Zeitgleich mit dem seltsamen Rückzieher des Generalbundesanwalts hat das Bundesverwaltungsgericht entschieden, dass die Presse keinen Anspruch habe, vom Bundesnachrichtendienst Auskunft über die umstrittene Spionageliste des US-Geheimdienstes NSA zu erhalten. Das hat das Bundesverwaltungsgericht in Leipzig entschieden. Damit wurde der Antrag einer Tageszeitung abgewiesen, den durch einstweilige Anordnung zu verpflichten, entsprechende Auskünfte zu erteilen, wie das Gericht am Freitag mitteilte. In dem Urteil heißt es:
Der begehrten Auskunft stehen aber berechtigte schutzwürdige Interessen des Bundesnachrichtendienstes an der Vertraulichkeit der streitigen Selektorenliste entgegen. Für operative Vorgänge im Bereich des Bundesnachrichtendienstes, nämlich die Beschaffung und Auswertung von Informationen von außen- und sicherheitspolitischer Bedeutung sind Auskünfte an die Presse generell ausgeschlossen, ohne dass es insoweit einer einzelfallbezogene Abwägung mit gegenläufigen Informationsinteressen der Presse bedürfte.

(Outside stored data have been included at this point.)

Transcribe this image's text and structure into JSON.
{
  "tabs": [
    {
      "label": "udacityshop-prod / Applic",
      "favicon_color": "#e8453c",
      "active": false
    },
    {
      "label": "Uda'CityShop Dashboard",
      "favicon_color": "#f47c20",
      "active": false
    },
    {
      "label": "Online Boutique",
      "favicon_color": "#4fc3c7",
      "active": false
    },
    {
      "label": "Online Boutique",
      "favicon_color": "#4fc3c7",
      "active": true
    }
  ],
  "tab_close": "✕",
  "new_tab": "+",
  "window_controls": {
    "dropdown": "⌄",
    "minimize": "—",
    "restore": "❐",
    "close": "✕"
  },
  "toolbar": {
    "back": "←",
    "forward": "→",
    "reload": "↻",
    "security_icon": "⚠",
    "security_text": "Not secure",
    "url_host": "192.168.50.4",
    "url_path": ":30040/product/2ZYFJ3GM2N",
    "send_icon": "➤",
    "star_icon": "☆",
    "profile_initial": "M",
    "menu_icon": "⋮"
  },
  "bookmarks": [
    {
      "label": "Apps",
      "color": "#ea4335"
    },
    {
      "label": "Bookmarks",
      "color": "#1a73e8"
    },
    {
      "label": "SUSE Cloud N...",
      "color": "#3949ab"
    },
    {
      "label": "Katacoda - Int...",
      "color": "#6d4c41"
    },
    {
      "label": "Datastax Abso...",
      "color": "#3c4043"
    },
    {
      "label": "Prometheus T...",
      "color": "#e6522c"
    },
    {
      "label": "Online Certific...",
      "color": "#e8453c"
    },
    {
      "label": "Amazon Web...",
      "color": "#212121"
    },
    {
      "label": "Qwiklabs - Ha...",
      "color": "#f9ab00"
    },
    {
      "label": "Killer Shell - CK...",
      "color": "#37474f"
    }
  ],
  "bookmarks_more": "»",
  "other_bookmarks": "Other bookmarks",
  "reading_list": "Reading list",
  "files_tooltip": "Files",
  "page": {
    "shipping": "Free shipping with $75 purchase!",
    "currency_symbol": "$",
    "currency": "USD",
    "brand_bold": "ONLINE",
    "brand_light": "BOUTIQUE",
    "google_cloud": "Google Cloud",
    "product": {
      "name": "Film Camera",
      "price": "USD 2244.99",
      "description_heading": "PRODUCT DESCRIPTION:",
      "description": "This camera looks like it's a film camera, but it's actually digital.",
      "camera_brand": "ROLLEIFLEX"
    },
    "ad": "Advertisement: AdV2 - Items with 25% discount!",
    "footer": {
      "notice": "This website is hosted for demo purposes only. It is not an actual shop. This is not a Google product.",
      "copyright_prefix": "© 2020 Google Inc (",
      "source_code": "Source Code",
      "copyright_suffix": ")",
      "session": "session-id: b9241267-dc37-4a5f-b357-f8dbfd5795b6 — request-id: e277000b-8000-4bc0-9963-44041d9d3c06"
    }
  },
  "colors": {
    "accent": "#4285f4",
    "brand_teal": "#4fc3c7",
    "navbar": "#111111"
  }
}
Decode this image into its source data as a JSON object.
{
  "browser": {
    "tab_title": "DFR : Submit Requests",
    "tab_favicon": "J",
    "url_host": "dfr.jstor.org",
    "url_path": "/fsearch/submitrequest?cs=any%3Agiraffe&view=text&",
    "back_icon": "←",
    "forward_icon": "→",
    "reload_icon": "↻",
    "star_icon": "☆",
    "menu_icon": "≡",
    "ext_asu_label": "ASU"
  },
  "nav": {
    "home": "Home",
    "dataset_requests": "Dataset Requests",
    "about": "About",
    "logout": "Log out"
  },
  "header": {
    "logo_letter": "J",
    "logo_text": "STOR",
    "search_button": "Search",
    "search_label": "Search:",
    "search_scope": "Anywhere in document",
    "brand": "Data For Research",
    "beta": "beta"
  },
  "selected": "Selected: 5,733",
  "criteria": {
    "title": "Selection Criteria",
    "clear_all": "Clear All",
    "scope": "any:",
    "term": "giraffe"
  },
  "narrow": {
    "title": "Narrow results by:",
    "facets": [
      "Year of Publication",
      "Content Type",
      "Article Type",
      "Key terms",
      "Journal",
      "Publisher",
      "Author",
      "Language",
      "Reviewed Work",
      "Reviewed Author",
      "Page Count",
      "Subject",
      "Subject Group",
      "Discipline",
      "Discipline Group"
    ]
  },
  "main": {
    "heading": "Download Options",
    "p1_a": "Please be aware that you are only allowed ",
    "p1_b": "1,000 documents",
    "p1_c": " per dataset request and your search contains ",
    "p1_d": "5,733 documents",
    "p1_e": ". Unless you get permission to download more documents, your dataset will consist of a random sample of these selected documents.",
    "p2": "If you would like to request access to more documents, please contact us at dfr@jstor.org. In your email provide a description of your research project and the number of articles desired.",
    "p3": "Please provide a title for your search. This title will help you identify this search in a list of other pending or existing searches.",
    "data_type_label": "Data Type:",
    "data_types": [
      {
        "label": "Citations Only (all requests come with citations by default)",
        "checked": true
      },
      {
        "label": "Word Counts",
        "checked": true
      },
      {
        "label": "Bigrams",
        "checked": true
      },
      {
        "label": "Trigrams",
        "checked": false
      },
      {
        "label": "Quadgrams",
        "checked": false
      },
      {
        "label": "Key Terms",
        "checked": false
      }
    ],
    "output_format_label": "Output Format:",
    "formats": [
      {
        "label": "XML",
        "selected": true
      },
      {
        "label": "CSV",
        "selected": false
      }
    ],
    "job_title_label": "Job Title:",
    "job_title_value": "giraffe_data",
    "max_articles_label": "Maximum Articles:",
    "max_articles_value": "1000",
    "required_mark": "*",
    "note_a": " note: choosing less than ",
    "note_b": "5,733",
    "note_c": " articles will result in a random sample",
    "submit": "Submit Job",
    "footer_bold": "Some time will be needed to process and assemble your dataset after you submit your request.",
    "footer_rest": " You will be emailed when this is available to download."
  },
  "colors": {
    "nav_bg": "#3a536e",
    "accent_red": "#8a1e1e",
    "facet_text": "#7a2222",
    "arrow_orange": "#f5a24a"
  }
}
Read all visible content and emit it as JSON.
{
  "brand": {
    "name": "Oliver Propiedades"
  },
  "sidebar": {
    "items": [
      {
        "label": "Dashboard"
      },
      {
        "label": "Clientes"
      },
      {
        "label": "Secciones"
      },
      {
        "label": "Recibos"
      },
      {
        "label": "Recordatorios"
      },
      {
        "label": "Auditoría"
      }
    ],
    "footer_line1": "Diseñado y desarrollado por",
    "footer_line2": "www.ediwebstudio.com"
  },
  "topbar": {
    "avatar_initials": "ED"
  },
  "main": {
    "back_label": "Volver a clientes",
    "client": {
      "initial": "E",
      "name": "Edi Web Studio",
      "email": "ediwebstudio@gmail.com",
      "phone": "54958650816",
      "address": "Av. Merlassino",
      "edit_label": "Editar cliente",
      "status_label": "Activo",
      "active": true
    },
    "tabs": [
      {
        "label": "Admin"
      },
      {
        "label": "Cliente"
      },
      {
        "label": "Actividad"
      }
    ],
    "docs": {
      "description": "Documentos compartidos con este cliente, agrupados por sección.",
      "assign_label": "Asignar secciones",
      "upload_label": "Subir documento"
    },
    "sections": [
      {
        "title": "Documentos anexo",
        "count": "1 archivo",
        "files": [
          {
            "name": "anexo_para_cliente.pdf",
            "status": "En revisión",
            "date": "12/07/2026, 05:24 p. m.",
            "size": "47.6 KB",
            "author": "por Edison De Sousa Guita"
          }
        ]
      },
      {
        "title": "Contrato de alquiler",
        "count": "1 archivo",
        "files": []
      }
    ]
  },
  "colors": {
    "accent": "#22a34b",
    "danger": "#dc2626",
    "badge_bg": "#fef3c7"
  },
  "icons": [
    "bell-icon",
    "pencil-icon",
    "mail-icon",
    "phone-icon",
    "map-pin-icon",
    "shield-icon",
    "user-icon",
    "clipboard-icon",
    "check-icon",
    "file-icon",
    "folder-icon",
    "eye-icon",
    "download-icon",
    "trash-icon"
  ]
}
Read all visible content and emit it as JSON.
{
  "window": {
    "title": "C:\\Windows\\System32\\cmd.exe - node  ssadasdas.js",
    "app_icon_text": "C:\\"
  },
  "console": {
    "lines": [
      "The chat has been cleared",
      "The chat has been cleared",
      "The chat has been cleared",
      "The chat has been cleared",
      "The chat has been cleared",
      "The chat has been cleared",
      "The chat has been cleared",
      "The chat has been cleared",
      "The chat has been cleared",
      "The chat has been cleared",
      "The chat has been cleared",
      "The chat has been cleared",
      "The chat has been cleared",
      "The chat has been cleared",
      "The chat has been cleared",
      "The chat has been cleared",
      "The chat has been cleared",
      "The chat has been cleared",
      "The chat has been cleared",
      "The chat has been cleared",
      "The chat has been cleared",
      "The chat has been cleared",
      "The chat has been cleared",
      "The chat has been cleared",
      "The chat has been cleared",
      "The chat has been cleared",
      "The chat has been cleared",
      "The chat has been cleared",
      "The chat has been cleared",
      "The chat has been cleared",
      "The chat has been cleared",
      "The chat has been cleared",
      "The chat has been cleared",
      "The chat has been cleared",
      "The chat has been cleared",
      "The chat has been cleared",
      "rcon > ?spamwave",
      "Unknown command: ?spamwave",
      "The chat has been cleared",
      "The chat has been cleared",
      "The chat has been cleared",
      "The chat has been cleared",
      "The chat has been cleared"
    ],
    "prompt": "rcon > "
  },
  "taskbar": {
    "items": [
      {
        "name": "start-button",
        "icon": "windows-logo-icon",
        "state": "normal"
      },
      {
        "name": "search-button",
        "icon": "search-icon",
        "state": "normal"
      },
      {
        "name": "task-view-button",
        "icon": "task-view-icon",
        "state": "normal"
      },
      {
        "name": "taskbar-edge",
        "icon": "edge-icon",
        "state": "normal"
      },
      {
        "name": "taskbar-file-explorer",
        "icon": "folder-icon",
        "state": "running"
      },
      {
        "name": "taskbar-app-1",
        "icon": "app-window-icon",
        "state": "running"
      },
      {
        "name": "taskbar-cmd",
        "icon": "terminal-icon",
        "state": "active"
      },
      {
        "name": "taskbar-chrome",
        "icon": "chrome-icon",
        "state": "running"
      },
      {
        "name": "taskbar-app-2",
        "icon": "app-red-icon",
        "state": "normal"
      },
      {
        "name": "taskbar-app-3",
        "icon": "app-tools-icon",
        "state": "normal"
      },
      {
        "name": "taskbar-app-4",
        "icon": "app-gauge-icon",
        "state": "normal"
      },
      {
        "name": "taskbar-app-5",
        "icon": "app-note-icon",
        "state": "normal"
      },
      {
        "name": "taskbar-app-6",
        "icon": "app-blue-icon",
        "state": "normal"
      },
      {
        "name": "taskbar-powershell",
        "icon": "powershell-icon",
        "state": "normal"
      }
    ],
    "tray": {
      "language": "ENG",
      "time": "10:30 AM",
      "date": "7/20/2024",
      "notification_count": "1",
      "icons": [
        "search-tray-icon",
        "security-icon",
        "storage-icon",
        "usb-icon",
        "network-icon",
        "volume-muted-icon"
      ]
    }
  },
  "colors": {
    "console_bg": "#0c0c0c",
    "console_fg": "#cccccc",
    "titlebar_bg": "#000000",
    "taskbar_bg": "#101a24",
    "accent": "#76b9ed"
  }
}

Die Zeitung hatte den um Auskunft gebeten, welche Unternehmen mit Sitz in Deutschland und welche deutschen Staatsangehörigen auf der ihm überreichten «Selektorenliste» der NSA stehen. Das hatte der abgelehnt.
Die ganze Mitteilung im Wortlaut:
Kein Auskunftsanspruch der Presse zur Selektorenliste der NSA
Pressevertreter haben keinen Anspruch darauf, dass der Bundesnachrichtendienst ihnen Auskunft zum Inhalt der Selektorenliste der National Security Agency (NSA) der USA erteilt. Dies hat das Bundesverwaltungsgericht in Leipzig mit einem Beschluss vom 20. Juli 2015 entschieden.
Die Antragstellerin verlegt eine Tageszeitung. Deren Redaktionsleiter bat den Bundesnachrichtendienst um Auskunft darüber, welche Unternehmen mit Sitz in Deutschland und welche deutschen Staatsangehörigen auf der Selektorenliste der NSA gestanden hätten, die dem Bundesnachrichtendienst überreicht worden sei, welche Unternehmen mit Sitz in Deutschland und welche deutschen Staatsangehörigen der Bundesnachrichtendienst von der ihm überreichten Selektorenliste der NSA gestrichen habe, welche Unternehmen mit Sitz in Deutschland und welche deutschen Staatsangehörigen der Bundesnachrichtendienst auf der ihm überreichten Selektorenliste der NSA belassen und abgehört habe.
Der Bundesnachrichtendienst lehnte die Beantwortung dieser Fragen ab: Er äußere sich zu operativen Aspekten seiner Arbeit nur gegenüber der Bundesregierung und den geheim tagenden Gremien des Deutschen Bundestages. Die Antragstellerin hat daraufhin beim Bundesverwaltungsgericht beantragt, die Antragsgegnerin durch einstweilige Anordnung zu verpflichten, die erbetene Auskunft zu erteilen.
Das Bundesverwaltungsgericht hat den Erlass der beantragten einstweiligen Anordnung abgelehnt. Ein Anspruch auf die begehrte Auskunft ergibt sich nicht aus dem Grundrecht der Pressefreiheit.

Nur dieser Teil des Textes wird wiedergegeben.